Birthday Party Etiquette for Your School Age Child
Birthday parties can be loads of fun for kids, but they can cause loads of stress for parents. That's because whether your child is throwing the party or attending it, you want her to be on her best behavior. And unfortunately, sometimes kids and manners just don't go together.
Before your child's next birthday bash -- or before she's invited to another one -- it's smart to discuss the basics of birthday party etiquette.
The "Musts" for Any Birthday Party
Ask most experts and they'll tell you that one of the biggest faux pas today's kids (and their parents) make involves the invites.
"If your written invitations are handed out at school, make sure that everyone in your class -- or your group, or your team -- receives one," explains Peggy Post and Cindy Post Senning, Ed.D., in Emily Post's The Guide to Good Manners for Kids.

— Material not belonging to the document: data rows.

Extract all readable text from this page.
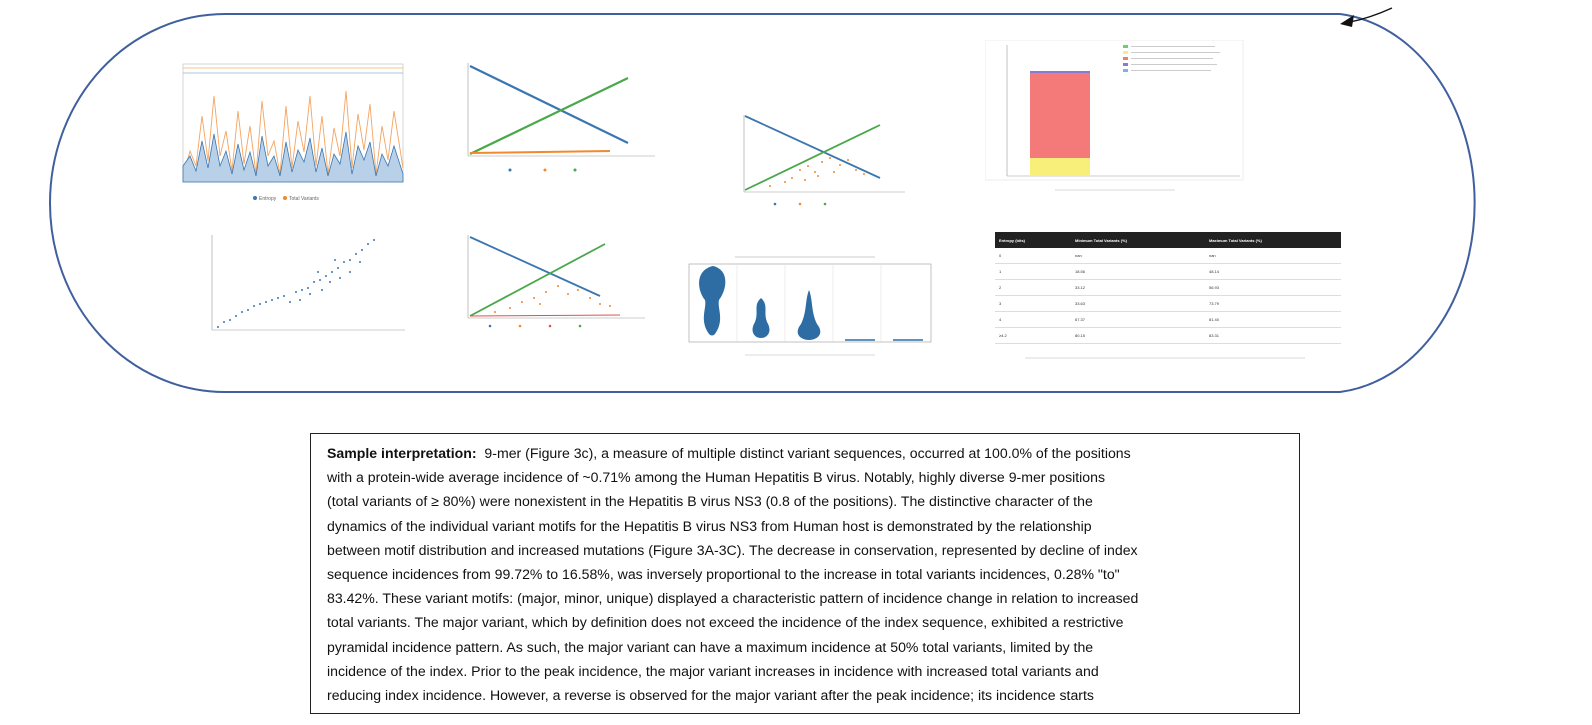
Entropy	Total Variants
Entropy (bits)	Minimum Total Variants (%)	Maximum Total Variants (%)
0	nan	nan
1	18.56	48.14
2	33.12	56.93
3	33.63	73.79
4	67.37	81.40
≥4.2	80.15	83.31

Sample interpretation: 9-mer (Figure 3c), a measure of multiple distinct variant sequences, occurred at 100.0% of the positions

with a protein-wide average incidence of ~0.71% among the Human Hepatitis B virus. Notably, highly diverse 9-mer positions

(total variants of ≥ 80%) were nonexistent in the Hepatitis B virus NS3 (0.8 of the positions). The distinctive character of the

dynamics of the individual variant motifs for the Hepatitis B virus NS3 from Human host is demonstrated by the relationship

between motif distribution and increased mutations (Figure 3A-3C). The decrease in conservation, represented by decline of index

sequence incidences from 99.72% to 16.58%, was inversely proportional to the increase in total variants incidences, 0.28% "to"

83.42%. These variant motifs: (major, minor, unique) displayed a characteristic pattern of incidence change in relation to increased

total variants. The major variant, which by definition does not exceed the incidence of the index sequence, exhibited a restrictive

pyramidal incidence pattern. As such, the major variant can have a maximum incidence at 50% total variants, limited by the

incidence of the index. Prior to the peak incidence, the major variant increases in incidence with increased total variants and

reducing index incidence. However, a reverse is observed for the major variant after the peak incidence; its incidence starts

Too often, school-age children pick and choose who to invite from a class, leaving many kids left out and with hurt feelings. It's up to you -- as the parent -- to explain why this is unacceptable.
Another big mistake is letting your birthday girl -- or boy -- act like a diva.
"Remember that it's not polite to hang out in a corner with your best friend for the whole party; part of your responsibility as the host is to mingle with all your guests and try to help everyone have a good time," says Elizabeth James and Carol Barkin in Social Smarts: Manners for Today's Kids.
Make sure your child knows to greet each guest as they arrive and say goodbye when they leave.
More Manners Tips for the Host ...
- If you plan to let your child open her gifts at the party, instruct her ahead of time to thank each person for the present he or she brought -- even if she gets something she doesn't want or like.
- Your child should make sure all of her guests are included in any activities and games and no one feels left out. You and your child are also responsible for making sure all the guests have something to eat and drink, and for not serving any foods that a guest is allergic too.
- Three words: Thank you notes. Have your child send these as quickly as possible after a party. Even a 5- or 5-year-old can write (or draw) a thank you note with a parent's help.
... And Manners Tips for the Guests
- Don't let your child be late. Guests should arrive on time and dressed appropriately for any activities that are planned. (For example, don't let your daughter wear a frilly dress to a skating party.)
- Just before the party, go over the basics of being a good houseguest: Don't put your feet on the furniture, chew with your mouth closed, and offer to help clean up after the cake is served.
- Bring a gift that is appropriate for the birthday child. And don't forget to include a card that says who the gift is from. (This is especially important since many parents now opt to hold off on opening the presents until after the guests leave. If several gifts are missing tags, the host won't know who brought what.)